Victory in the trustee contests is critical to assembling a governing majority and mandate. Jezierny's slate includes incumbents Szlendak, a securities analyst, and Mougolias, a local businessman, along with newcomer Larry Steiner, a food industry salesman. Tim Pabich, the former mayor's son, was rebuffed when he sought a trustee's spot on Jezierny's ticket, and he is running as an independent.

Dobrzycki's slate includes Mike Ryan, a local businessman, Monika Wozniczka, a law student, and Wayne Rzewnicki, an engineer.

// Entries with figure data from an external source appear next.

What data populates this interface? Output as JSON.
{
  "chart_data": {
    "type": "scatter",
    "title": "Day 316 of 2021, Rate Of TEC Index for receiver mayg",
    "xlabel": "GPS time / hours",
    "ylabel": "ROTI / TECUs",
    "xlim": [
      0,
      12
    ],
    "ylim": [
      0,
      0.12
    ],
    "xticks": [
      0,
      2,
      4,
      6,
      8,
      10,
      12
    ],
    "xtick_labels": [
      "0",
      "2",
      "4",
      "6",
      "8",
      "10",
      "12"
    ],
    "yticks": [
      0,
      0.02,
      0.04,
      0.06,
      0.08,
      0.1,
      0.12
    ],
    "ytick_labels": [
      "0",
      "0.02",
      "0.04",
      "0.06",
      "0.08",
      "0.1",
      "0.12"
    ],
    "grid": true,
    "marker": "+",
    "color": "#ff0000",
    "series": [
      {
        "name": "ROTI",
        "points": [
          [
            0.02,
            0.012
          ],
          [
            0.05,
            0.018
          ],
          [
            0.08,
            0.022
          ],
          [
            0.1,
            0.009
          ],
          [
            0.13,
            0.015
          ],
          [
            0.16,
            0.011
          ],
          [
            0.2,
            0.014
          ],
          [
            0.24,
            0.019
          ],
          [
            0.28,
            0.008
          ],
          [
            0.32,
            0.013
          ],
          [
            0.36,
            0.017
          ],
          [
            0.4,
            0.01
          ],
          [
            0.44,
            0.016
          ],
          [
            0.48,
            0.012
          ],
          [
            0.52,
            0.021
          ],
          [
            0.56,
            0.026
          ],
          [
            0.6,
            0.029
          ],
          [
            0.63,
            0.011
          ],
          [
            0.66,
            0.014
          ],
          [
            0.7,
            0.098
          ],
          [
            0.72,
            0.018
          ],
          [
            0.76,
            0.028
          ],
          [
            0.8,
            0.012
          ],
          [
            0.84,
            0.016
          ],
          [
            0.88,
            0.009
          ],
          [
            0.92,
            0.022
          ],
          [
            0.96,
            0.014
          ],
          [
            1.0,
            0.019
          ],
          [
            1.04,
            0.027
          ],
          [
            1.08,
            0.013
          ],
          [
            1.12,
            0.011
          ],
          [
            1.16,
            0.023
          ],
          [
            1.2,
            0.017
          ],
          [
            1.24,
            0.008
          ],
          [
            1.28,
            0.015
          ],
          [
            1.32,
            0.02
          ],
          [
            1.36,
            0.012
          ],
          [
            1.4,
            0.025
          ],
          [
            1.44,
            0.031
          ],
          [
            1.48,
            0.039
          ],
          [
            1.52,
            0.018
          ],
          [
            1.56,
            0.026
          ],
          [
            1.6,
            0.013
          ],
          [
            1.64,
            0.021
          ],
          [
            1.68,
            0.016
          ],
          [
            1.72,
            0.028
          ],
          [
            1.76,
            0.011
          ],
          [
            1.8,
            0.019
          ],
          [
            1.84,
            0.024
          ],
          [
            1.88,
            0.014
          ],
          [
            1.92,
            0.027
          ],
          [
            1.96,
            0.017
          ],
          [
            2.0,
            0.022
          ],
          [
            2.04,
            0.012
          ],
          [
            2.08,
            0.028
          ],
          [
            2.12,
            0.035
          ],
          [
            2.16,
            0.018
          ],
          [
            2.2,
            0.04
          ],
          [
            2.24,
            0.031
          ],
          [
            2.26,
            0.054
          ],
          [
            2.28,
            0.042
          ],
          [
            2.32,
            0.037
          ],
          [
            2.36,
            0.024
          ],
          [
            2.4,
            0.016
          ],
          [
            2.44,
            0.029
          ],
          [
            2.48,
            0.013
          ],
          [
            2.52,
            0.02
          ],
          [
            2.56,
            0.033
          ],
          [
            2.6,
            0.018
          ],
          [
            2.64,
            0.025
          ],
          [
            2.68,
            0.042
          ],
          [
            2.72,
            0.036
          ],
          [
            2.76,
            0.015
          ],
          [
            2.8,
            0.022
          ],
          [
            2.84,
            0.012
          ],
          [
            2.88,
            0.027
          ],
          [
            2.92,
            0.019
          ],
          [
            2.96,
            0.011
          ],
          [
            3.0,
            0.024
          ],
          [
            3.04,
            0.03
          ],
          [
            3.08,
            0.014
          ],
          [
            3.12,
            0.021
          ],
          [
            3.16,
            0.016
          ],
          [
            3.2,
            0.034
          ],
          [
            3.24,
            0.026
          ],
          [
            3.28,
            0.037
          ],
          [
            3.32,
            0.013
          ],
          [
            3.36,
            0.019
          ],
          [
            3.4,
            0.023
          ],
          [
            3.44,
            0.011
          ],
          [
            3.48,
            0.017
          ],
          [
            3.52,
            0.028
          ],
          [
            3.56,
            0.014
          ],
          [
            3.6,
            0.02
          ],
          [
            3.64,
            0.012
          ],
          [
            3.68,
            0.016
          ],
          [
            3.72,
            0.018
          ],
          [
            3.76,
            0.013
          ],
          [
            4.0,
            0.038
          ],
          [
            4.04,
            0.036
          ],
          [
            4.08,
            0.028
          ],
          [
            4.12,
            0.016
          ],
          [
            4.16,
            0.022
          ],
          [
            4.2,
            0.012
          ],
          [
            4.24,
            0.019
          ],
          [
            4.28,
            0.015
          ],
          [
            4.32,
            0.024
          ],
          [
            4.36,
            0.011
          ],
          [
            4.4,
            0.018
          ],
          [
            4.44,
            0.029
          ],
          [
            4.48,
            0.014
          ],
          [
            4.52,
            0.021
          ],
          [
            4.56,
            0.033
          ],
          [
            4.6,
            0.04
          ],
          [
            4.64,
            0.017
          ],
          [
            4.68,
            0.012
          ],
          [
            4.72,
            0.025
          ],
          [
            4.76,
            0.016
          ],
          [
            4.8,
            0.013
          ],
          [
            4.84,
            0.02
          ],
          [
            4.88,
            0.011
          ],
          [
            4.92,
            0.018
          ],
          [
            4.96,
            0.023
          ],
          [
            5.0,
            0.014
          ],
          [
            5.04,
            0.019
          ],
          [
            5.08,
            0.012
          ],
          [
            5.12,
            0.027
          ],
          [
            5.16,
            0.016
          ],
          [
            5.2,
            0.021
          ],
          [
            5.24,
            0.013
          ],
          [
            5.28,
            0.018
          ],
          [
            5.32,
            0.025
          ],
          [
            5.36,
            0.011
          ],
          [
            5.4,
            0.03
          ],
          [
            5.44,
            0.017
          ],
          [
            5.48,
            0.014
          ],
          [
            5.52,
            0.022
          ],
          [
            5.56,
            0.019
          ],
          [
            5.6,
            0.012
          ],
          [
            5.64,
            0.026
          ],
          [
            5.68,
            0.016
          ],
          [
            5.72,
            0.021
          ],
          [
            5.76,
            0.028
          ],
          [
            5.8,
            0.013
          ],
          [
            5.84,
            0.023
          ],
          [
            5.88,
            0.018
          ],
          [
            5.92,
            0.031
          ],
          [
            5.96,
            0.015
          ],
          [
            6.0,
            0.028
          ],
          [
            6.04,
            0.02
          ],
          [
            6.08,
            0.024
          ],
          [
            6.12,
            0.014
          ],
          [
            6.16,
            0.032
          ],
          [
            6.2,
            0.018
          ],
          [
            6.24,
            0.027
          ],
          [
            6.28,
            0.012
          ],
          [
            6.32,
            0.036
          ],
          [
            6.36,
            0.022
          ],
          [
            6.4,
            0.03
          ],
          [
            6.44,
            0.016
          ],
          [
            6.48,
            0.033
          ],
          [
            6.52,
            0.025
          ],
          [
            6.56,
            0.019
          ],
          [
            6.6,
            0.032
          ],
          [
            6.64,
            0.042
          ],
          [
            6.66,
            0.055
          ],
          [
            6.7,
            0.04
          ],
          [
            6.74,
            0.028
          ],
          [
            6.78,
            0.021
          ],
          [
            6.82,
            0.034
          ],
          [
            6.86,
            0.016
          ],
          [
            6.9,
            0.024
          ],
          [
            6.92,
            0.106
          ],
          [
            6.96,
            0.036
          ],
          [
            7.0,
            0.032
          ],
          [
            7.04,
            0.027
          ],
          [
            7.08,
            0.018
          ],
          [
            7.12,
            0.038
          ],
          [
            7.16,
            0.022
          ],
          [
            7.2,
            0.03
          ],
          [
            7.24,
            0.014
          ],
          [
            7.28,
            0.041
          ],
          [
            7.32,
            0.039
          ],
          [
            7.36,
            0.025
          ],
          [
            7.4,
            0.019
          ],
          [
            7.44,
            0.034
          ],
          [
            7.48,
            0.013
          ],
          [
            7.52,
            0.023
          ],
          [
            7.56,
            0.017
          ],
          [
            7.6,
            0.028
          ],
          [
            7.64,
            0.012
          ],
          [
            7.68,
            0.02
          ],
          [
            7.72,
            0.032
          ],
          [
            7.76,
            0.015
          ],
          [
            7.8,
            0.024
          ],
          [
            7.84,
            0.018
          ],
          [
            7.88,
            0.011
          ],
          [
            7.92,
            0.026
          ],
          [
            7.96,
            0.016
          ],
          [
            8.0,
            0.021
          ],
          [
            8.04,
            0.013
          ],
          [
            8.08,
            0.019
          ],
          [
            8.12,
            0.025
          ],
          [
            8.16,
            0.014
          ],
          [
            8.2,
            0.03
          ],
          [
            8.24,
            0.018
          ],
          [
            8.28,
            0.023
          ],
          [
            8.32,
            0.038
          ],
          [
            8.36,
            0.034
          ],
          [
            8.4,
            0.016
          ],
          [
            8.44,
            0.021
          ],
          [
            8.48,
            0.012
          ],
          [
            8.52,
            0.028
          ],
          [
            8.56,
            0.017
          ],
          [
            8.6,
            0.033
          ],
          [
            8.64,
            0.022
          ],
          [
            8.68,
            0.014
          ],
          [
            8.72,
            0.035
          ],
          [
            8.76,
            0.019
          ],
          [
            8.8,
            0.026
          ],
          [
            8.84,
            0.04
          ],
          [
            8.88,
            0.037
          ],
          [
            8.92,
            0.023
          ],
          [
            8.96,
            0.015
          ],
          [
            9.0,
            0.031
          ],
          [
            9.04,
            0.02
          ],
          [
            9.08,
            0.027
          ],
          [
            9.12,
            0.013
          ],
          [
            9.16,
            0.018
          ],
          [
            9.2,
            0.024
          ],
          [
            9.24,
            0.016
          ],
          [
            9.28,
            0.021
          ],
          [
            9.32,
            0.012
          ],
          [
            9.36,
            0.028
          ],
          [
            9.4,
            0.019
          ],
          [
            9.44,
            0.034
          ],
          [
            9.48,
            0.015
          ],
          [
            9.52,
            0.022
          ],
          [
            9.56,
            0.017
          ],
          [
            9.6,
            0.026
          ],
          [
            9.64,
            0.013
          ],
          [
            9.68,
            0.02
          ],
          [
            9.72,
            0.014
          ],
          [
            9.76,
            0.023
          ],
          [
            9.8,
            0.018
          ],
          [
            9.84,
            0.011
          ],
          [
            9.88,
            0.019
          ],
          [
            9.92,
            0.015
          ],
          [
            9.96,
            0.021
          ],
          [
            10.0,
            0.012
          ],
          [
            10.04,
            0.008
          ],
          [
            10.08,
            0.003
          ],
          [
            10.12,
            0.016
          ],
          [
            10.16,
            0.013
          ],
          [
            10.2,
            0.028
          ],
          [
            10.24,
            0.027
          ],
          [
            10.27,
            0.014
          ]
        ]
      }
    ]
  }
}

For the clerk's post, which has been vacant since the death of Dianne Larson, deputy clerk Marcia Pollowy is running on the Jezierny slate and Debbie Iaffaldano is running on the Dobryzcki slate.

A historical postscript: Ray Willas, a nominal Democrat, was Harwood Heights' mayor from 1973 to 2001. Government then was calm and nearly invisible, but governing was lucrative. Willas' part-time job paid him $70,000 annually as mayor, liquor commissioner and budget officer. Since Willas' departure, chaos has reigned, with divisive contests in 2001 and 2005 and divisive government.

My prediction: Dobrzycki is popular and charismatic, like McCain, but the "Fuller drag" is lethal. Fuller isn't Bush, but Dobrzycki isn't Obama. In a turnout of 1,800, Jezierny will win by 990-810, with 55 percent of the vote; so will Pollowy, Szlendak and Mougolias. But Pabich will drain enough votes from Steiner to allow a Wozniczka upset. That will give Jezierny a 4-2 majority, but Dobrzycki will still be a trustee, and he and his ally Wozniczka may embark on an obstructionist course.

Don't expect Harwood Heights to return to Willas-like sleepiness anytime soon.